- Born: c. 1070
- Died: 12 March 1122
- Noble family: Gisones
- Spouse: Kunigunde of Bilstein
- Issue: Hedwig Giso V
- Father: either Giso II or Giso III
- Mother: Mathilda

= Giso IV, Count of Gudensberg =

Giso IV, Count of Gudensberg (c. 1070 - 12 March 1122) was a German nobleman. He was a Count in the Upper Lahngau and from 1121, he was Count of Gudensberg in Lower Hesse and Imperial Standard Bearer. During his lifetime, the Gisones dynasty reached the peak of its power, its largest territorial expanse and the largest number of bailiff positions.

Giso IV was first mentioned in a document dated 1099, as the son of Countess Matilda from her first marriage with either Giso II or Giso III. She later married Count Adalbert of Saffenberg, a Count in the Ahr valley. After he died in 1109, she lived at Hollende Castle, the ancestral seat of the Gisones near Wetter, north of Marburg, where she died in 1110.

Giso IV married Kunigunde, the daughter of Count Rugger II of Bilstein. Her mother, whose name is unknown, was probably a daughter of Count Werner III of Gudensberg. Giso IV acquired considerable possessions and bailiwicks via her, mostly in the Werra area, the Upper Lahngau and on the Rhine — among these were the advocatus positions over Hersfeld Abbey and the St. Florins church in Koblenz.

In contemporary documents, Giso IV is often mentioned together with Count Werner IV of Maden and Gudensberg. Both were confidants of Emperor Henry IV. Even after Henry V forced Henry IV to abdicate in 1105, Giso IV remained loyal to Henry IV. In 1114, he went to war against Frederick I, Archbishop of Cologne, who supported the Pope in the Investiture Controversy. He did considerable damage to Grafschaft Abbey in the Sauerland region.

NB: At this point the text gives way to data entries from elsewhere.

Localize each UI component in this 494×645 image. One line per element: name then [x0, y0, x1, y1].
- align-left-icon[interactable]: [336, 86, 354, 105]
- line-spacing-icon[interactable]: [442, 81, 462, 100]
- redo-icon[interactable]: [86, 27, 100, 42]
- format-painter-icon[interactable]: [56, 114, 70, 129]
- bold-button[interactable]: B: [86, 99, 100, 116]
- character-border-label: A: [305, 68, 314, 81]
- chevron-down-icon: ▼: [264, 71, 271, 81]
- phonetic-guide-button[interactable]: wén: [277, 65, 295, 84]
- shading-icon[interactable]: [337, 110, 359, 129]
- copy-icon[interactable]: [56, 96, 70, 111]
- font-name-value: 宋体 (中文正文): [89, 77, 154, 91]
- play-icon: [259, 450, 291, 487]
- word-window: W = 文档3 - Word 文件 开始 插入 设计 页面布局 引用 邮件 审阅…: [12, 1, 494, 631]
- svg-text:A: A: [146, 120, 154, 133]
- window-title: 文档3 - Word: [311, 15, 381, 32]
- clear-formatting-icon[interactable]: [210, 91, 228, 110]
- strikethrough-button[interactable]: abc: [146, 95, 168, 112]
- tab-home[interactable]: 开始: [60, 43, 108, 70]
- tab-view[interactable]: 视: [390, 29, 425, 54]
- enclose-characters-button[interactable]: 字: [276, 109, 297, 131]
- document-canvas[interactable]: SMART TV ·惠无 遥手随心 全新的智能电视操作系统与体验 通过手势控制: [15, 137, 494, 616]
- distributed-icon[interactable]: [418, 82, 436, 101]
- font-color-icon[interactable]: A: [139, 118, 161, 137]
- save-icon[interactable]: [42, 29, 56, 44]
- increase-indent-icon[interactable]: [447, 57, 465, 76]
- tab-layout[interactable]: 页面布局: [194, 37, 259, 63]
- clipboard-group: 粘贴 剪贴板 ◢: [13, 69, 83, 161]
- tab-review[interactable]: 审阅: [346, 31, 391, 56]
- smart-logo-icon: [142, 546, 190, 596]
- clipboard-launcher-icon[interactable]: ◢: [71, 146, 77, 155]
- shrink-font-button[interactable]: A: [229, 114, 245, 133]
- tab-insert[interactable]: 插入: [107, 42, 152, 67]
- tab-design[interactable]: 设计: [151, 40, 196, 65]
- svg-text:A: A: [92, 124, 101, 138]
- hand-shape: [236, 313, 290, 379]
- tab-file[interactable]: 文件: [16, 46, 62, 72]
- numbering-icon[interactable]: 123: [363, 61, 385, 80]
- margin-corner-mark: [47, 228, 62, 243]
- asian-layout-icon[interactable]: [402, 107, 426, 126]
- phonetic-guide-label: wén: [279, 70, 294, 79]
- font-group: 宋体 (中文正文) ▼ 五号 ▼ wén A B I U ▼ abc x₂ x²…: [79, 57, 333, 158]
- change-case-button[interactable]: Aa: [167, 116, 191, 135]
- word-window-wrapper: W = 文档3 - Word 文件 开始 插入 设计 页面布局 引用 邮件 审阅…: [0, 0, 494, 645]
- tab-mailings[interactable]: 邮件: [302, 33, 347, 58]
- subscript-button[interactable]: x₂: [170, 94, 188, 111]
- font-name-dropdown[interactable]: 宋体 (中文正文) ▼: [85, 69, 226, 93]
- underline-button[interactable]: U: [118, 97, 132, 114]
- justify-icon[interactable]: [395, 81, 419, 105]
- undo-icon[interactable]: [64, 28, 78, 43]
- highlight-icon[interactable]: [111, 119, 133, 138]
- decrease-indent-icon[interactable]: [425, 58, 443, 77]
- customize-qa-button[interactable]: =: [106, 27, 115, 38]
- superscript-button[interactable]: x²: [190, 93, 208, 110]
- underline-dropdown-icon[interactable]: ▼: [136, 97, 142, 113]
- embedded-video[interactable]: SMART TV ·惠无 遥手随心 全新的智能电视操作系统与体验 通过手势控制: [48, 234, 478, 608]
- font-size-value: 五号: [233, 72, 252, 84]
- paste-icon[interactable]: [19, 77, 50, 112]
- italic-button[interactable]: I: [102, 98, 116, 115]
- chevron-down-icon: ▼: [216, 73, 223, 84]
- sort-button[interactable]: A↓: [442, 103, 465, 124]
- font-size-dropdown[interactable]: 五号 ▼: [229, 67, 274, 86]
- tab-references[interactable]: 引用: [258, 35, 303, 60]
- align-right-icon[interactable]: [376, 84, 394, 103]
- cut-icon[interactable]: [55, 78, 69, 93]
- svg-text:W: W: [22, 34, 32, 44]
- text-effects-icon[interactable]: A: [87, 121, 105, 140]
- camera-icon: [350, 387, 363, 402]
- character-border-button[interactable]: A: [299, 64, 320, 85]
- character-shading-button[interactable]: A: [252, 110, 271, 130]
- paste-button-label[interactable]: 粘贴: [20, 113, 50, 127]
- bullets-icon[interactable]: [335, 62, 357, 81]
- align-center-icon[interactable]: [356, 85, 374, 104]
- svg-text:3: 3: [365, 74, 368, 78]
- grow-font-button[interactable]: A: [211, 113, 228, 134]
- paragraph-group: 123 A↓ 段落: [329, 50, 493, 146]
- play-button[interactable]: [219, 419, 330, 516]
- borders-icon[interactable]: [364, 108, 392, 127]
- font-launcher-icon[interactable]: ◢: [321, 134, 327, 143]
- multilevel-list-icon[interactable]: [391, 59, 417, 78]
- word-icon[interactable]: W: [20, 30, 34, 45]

Later, Giso IV and Werner IV switched sides. Between 1115 and 1118, they recognized the Archbishop Adalbert of Mainz, an avowed opponent of the Emperor in the Investiture Controversy, as liege lord for all of their formerly imperial fiefs in Upper and Lower Hesse, including Hollende Castle, the ancestral seat of the Gisones. This brought Mainz considerably closer to its aim of dominating a large, contiguous territory in Hesse.

Werner IV died without a male heir on 22 February 1121. Giso IV inherited his possessions, probably based on his marriage to Kunigunde of Bilstein. Later that year, Giso IV is first mentioned as Comes de Udenesberc ("Count of Gudensberg").

Giso IV had two children from his marriage to Kunigunde of Bilstein:
- Hedwig. In 1110 she married Count Louis of Thuringia, who later became the first Landgrave of Thuringia
- Giso V, who succeeded his father as Count of Gudensberg

Giso IV died on 12 March 1122. His son, Giso V, inherited his possessions. While he was still a minor, he stood under the guardianship of his stepfather Henry Raspe I of Thuringia, whom Kunigunde had married in 1123. Henry Raspe I also held the office of Imperial Standard Bearer.

It is unclear whether Giso inherited the counties of Maden and Gudensberg and the office of Imperial Standard Bearer because of his marriage with Kunigunde, or for some other reason. However, his marriage seems to be the most plausible explanation.